Peak library and data access groups back Euro open access

The Council of Australian University Librarians has  declared support for the European open access Plan S –which calls for all scholarly publications which result from publicly funded research to be published in OA journals or OA platforms from 2020.

Who says what: The 39-member CAUL, with the 17 Aus and eight NZ university members in the Australasian Open Access Strategy Group “welcome the aspirations of Plan S to move towards immediate full open access.”

“We share the frustration of the plan’s architects that there has not been sufficient movement by publishers towards OA and agree that there is an imperative to compel publishers to address the needs of researchers and funders by providing the services that the research sector needs in order to implement full open access,” they announce.

Local needs to meet: However, they also call for an approach that meets the specific circumstances of the ANZ research communities; notably the role of repositories, which local funding agencies support for open access and which universities maintain. And they urge adoption of Green Open Access (no charge to research readers or authors) to make this possible.

“Support for repositories is essential if countries like Australia and New Zealand are to reach a position where Plan S could be adopted by their funding agencies.

“Without a viable Green OA option, it will be impossible for Australia, New Zealand and other countries that rely on repositories for OA to comply with Plan S.”

Easier said than done: The coalition also acknowledges that deciding Plan S should happen, and making it so are not quite the same.

“The implementation plan is not clear on whether responsibility for the implementation of Plan S sits with the research institutions, or the funders. If the latter, how will funders be supported to cover the administrative overheads for the management of author copyrights, or compliance? Will the financial burden shift from universities (eg, subscription costs) to funders for publishing charges? In this context, it will be important to ensure funders will be willing and fully equipped to adopt Plan S.”

More involved than articles: And the coalition warns Plan S needs to expand to cover data, which publishers are also keen on commercialising.

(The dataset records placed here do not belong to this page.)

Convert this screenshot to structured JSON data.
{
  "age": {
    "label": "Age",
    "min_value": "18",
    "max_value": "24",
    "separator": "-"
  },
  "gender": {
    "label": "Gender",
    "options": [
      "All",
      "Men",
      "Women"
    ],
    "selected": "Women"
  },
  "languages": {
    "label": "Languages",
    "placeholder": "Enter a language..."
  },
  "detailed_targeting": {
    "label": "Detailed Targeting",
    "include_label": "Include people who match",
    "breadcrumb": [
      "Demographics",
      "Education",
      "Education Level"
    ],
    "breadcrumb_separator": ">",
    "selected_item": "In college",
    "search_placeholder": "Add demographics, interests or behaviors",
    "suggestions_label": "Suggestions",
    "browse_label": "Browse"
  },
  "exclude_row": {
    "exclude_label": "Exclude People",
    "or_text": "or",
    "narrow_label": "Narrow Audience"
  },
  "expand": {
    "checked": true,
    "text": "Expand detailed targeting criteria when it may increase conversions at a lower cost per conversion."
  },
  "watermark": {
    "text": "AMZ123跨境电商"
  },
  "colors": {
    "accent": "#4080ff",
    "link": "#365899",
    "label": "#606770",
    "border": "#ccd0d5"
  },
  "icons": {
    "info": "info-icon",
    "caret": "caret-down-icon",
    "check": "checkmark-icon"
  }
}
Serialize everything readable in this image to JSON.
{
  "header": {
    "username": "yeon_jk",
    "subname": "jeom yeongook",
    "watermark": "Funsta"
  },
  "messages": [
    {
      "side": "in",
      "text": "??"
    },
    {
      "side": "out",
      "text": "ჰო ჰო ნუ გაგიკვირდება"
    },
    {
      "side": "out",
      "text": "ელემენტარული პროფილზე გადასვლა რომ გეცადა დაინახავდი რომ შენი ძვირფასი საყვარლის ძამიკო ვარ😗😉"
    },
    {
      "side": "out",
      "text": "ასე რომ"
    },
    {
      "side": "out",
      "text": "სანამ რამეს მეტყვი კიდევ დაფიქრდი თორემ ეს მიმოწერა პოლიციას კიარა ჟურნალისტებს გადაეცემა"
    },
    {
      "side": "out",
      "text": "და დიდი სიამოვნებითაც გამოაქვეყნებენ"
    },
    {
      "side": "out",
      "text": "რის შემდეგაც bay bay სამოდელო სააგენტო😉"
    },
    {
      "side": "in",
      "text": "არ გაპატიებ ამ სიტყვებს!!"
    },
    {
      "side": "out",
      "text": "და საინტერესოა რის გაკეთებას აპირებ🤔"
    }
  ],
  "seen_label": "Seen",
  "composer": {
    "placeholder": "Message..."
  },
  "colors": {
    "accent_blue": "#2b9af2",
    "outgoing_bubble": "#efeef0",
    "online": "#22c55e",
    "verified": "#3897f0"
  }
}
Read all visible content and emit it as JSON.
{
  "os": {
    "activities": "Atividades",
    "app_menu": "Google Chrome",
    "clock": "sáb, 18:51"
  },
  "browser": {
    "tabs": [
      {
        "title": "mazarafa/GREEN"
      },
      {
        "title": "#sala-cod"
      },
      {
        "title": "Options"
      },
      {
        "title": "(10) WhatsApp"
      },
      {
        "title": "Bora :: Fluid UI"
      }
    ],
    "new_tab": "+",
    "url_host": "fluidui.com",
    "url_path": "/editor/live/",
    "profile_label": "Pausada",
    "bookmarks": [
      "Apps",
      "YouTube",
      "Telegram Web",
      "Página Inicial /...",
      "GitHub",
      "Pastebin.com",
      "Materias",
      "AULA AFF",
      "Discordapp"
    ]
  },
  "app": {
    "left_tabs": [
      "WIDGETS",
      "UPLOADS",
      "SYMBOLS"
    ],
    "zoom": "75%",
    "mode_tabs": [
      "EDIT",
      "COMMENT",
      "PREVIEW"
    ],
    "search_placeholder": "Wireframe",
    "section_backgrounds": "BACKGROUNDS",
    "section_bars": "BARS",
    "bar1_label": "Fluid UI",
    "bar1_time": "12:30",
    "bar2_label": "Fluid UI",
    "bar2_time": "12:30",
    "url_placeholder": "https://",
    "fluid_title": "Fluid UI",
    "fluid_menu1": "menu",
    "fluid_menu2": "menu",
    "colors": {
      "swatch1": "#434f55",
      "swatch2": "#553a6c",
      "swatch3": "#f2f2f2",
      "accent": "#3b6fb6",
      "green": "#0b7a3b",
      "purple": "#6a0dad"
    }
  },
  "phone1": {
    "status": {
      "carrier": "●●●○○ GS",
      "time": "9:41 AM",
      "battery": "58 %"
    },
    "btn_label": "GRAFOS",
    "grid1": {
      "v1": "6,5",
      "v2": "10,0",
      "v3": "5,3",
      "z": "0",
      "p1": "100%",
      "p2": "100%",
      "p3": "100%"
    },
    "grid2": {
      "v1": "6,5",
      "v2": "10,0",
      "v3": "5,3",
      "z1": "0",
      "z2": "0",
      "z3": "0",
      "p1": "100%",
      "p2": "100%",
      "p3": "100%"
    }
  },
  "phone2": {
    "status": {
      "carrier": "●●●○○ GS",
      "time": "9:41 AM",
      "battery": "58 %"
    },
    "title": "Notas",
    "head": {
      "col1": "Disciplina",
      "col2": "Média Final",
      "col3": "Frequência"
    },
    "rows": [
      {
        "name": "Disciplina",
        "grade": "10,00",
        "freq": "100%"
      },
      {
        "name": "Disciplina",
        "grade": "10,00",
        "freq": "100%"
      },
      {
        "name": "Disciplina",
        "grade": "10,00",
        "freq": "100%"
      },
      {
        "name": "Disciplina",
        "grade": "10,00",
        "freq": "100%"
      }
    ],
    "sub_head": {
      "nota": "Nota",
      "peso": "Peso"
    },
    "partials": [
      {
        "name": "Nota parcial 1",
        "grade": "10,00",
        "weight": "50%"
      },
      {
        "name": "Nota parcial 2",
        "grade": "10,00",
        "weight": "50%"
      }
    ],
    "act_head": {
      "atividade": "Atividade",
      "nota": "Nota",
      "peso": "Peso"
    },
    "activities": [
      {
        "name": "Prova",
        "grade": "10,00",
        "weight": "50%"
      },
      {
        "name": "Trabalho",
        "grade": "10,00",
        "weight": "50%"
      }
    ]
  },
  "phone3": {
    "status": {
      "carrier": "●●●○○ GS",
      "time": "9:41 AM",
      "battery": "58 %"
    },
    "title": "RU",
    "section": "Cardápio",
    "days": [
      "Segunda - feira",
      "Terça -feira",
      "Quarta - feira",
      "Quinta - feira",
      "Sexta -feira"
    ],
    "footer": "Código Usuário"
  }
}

Commercial publishers are rapidly building infrastructure, workflows and business models to attract and accommodate a growing corpus of research data into their business. Their aim is undoubtedly to grow their business and revenue streams. The result may ultimately mirror the control and manipulation in the current journal article publishing marketplace. With the adoption and implementation of national research data services, we believe that Plan S should be inclusive of all research outputs. Addressing OA to research data via Plan S now will exert additional pressure on commercial publishers and research-intensive institutions to influence research culture and researcher behaviour.”

What it means: The feds having to fund any local Plan S is what. In addition to the infrastructure costs CAUL and AOASG set-out, the for-profit publishers will simply not shut-down their pay-to-subscribe, pay-to-read, pay-to-publish journals money-printing presses.  There are stalemates across Europe where university systems and publishers cannot agree on access and journals are not available in libraries. This would cause academic uproar here, given OA is nowhere as high-profile.

Which means universities will look to the National Health and Medical Research Council and the Australian Research Council, who fund most research, for help – and the agencies will look to the feds.  The brief for the incoming minister after the election is being updated now.